The good news is that innovation and technology also create new opportunities for workers. All across the US, tech entrepreneurs, community colleges, vocational schools, and employers are reimagining pathways to employment that are fairer and more inclusive.
This Challenge—powered by MIT Solve, the Morgridge Family Foundation and New Profit—seeks the most promising solutions that accelerate pathways to current and future employment across the US. Solutions that focus on non-coastal states, US interior regions, and/or racial justice are encouraged to apply. To that end, we seek solutions that:
- Drive resources and support to Black, Indigenous, and Latinx entrepreneurs and innovators, who receive a fraction of funding in both the nonprofit and for-profit sectors, despite their frequent proximity to workforce challenges and the systems-focused solutions needed to solve them.

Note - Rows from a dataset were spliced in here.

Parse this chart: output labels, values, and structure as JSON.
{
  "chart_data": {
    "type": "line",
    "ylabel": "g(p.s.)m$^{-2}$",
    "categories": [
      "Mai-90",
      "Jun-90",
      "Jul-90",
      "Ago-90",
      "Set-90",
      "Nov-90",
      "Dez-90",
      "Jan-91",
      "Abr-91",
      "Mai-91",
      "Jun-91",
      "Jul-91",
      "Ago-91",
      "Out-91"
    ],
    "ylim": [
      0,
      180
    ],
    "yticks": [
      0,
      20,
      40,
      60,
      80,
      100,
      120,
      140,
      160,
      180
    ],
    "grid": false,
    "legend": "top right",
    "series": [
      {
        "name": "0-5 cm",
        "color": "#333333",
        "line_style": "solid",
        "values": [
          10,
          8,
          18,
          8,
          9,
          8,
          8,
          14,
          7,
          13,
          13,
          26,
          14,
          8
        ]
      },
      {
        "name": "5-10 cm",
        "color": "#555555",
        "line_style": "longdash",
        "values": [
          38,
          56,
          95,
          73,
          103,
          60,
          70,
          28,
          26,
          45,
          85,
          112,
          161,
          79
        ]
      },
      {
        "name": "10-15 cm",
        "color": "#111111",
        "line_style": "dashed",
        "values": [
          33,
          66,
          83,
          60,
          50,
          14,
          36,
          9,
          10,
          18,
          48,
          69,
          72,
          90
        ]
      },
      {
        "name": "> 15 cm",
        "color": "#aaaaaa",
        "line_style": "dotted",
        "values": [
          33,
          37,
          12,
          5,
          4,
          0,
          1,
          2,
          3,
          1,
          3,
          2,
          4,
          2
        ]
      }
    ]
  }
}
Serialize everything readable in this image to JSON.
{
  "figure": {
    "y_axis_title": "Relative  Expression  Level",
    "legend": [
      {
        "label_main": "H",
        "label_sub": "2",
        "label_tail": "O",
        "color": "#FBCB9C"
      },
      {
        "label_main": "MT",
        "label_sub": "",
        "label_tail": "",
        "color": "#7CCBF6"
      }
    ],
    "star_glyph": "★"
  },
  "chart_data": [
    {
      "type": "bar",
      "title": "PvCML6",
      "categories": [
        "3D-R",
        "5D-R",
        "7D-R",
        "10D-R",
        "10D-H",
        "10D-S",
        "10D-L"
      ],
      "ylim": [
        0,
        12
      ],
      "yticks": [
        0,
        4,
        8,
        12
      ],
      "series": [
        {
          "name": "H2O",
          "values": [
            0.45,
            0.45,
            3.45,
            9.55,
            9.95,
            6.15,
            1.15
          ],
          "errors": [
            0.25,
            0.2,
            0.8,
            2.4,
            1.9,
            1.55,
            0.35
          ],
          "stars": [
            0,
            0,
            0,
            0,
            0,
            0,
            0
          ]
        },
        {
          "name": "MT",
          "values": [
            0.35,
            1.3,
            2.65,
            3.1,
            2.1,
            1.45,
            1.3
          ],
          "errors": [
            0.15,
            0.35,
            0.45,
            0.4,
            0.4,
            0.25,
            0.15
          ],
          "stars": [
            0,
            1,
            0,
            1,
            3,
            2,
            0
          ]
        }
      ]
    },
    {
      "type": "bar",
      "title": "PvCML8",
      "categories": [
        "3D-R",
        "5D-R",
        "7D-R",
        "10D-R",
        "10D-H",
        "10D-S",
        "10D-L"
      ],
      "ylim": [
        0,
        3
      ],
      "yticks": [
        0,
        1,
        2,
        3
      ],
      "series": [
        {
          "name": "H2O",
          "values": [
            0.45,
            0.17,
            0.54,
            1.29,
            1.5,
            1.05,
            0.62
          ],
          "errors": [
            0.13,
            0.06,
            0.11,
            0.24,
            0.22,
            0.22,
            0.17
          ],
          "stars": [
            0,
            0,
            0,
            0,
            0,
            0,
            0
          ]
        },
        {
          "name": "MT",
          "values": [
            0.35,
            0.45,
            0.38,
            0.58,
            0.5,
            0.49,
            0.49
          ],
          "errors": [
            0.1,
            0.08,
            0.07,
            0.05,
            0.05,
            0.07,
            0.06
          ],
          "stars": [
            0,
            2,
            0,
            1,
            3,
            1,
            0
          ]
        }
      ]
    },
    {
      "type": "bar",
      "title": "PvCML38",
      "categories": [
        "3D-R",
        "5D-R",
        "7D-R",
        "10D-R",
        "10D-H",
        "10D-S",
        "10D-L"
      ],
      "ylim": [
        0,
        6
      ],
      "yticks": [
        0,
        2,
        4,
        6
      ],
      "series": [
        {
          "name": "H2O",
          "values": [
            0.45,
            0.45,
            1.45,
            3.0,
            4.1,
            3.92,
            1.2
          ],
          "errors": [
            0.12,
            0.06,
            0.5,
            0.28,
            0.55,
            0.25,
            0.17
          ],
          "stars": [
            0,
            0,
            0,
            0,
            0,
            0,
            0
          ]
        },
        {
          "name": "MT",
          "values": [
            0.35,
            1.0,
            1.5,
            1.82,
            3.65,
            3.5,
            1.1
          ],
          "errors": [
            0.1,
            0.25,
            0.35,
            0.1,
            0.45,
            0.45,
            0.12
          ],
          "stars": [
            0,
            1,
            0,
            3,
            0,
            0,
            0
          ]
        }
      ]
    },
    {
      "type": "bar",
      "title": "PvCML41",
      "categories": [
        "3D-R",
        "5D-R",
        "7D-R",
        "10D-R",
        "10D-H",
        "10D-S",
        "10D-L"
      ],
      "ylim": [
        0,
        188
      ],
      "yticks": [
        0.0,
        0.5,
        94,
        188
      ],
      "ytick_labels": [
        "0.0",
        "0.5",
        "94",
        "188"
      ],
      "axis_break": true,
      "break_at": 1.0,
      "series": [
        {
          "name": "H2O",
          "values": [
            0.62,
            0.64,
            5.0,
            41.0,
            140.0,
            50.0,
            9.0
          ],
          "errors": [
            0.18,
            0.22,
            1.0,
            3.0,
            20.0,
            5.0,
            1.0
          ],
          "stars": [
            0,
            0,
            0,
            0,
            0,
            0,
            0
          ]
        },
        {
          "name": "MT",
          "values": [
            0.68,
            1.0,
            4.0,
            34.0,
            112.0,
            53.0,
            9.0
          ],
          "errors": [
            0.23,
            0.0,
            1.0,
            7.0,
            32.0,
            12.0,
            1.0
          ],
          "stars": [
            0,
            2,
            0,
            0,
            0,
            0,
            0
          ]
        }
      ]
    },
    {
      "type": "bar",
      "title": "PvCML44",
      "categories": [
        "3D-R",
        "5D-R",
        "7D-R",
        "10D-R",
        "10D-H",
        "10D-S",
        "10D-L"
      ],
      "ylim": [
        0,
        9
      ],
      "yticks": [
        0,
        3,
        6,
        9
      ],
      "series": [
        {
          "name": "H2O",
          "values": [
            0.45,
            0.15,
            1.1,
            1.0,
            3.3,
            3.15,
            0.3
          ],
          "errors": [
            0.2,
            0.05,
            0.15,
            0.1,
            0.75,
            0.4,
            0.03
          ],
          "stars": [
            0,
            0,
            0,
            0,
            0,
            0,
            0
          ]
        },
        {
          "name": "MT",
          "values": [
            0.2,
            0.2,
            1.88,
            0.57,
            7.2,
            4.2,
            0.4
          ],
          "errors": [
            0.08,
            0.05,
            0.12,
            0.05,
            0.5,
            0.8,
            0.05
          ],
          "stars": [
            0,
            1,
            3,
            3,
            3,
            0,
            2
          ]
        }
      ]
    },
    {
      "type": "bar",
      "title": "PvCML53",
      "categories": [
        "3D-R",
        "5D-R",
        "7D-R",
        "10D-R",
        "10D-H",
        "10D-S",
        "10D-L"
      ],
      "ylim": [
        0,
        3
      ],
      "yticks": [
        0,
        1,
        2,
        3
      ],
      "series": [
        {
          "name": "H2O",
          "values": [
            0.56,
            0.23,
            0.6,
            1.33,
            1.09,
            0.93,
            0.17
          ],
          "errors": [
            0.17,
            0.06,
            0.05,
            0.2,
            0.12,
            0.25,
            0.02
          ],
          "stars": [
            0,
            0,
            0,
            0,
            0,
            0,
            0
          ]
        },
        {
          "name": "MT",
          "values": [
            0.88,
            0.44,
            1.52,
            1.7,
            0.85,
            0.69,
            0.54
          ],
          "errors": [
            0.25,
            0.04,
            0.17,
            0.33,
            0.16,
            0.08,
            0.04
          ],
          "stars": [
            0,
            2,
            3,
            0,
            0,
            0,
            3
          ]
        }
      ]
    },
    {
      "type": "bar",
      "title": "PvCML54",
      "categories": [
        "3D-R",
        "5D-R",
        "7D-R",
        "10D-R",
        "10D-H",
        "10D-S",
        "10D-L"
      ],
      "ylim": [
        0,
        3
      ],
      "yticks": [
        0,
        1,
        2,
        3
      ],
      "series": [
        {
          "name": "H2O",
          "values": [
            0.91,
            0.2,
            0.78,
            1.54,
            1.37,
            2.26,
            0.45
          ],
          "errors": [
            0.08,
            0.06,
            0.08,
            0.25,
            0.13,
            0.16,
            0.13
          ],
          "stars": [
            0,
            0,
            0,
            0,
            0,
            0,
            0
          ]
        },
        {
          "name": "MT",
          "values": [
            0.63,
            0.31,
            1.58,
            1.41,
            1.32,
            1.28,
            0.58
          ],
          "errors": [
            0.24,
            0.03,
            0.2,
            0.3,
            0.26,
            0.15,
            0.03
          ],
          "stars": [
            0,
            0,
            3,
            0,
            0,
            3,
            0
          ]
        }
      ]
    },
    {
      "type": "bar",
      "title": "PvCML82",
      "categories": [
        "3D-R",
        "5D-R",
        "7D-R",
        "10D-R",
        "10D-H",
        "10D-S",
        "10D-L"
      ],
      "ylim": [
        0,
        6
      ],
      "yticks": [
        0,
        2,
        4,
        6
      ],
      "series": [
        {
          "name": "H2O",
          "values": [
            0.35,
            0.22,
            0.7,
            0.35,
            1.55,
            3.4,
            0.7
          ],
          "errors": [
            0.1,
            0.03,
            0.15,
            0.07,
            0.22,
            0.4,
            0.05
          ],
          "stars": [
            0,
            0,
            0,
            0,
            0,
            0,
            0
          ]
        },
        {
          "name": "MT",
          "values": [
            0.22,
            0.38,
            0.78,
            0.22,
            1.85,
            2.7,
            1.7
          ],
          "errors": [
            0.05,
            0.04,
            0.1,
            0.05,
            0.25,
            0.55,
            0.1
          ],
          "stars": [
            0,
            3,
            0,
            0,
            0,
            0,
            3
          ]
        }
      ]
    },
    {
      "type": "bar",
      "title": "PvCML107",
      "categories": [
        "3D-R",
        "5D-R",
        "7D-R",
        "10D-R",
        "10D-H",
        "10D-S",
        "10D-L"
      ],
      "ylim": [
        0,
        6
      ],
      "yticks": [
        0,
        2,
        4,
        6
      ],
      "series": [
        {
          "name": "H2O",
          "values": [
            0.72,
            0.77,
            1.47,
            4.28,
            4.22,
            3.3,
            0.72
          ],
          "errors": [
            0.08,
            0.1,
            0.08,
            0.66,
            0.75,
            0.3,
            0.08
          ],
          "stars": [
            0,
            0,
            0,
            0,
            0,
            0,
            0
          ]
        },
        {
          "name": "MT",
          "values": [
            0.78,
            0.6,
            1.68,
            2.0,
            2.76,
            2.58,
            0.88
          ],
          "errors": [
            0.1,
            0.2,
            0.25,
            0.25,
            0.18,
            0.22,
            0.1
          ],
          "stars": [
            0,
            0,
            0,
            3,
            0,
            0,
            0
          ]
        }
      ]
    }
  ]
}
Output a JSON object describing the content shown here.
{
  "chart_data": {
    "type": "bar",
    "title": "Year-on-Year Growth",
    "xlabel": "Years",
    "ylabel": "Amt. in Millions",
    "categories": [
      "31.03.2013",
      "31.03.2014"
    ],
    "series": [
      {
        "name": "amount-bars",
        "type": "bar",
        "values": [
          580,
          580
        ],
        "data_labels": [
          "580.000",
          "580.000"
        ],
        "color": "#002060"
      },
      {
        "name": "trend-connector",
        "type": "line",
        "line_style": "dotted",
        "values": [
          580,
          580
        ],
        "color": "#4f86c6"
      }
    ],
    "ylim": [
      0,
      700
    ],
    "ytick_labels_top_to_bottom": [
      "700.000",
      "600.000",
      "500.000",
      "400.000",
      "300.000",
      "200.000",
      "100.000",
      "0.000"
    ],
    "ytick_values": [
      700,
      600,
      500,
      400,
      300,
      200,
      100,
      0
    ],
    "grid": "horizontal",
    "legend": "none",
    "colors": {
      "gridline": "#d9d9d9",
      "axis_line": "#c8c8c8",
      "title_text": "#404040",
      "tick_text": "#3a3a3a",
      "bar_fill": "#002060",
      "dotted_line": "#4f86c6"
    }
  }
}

- Increase access to high-quality, affordable learning, skill-building, and training opportunities for those entering the workforce, transitioning between jobs, or facing unemployment.
- Enable learners to make informed decisions about which pathways and jobs best suit them, including promoting the benefits of non-degree pathways to employment.
- Implement competency-based models for life-long learning and credentialing.
- Match current and future employer and industry needs with education providers, workforce development programs, and diverse job seekers.
Prize Funding + Available Support for the Reimagining Pathways to Employment in the US Challenge
Up to US$625,000 in prize funding is available for the Reimagining Pathways to Employment in the US Challenge.
Finalists will be invited to a pitch event January 24-26, 2021 in Austin, TX at the IBM headquarters to present their solutions to distinguished judges. Challenge winners will have access to a US$625,000 prize pool made possible by Challenge partners Morgridge Family Foundation, New Profit, CSU Global, and Gary Community Investments. These grants will fund the development of validation pilots with innovative US Workforce Boards for the benefit of an anticipated 1 million displaced workers. MIT Solve will support the development and implementation of these partnerships. In addition to funding, mentorship, expert technical guidance and solution implementation support will be available to Challenge winners, as well as virtual coaching with experts for finalists made possible by Challenge partner IBM.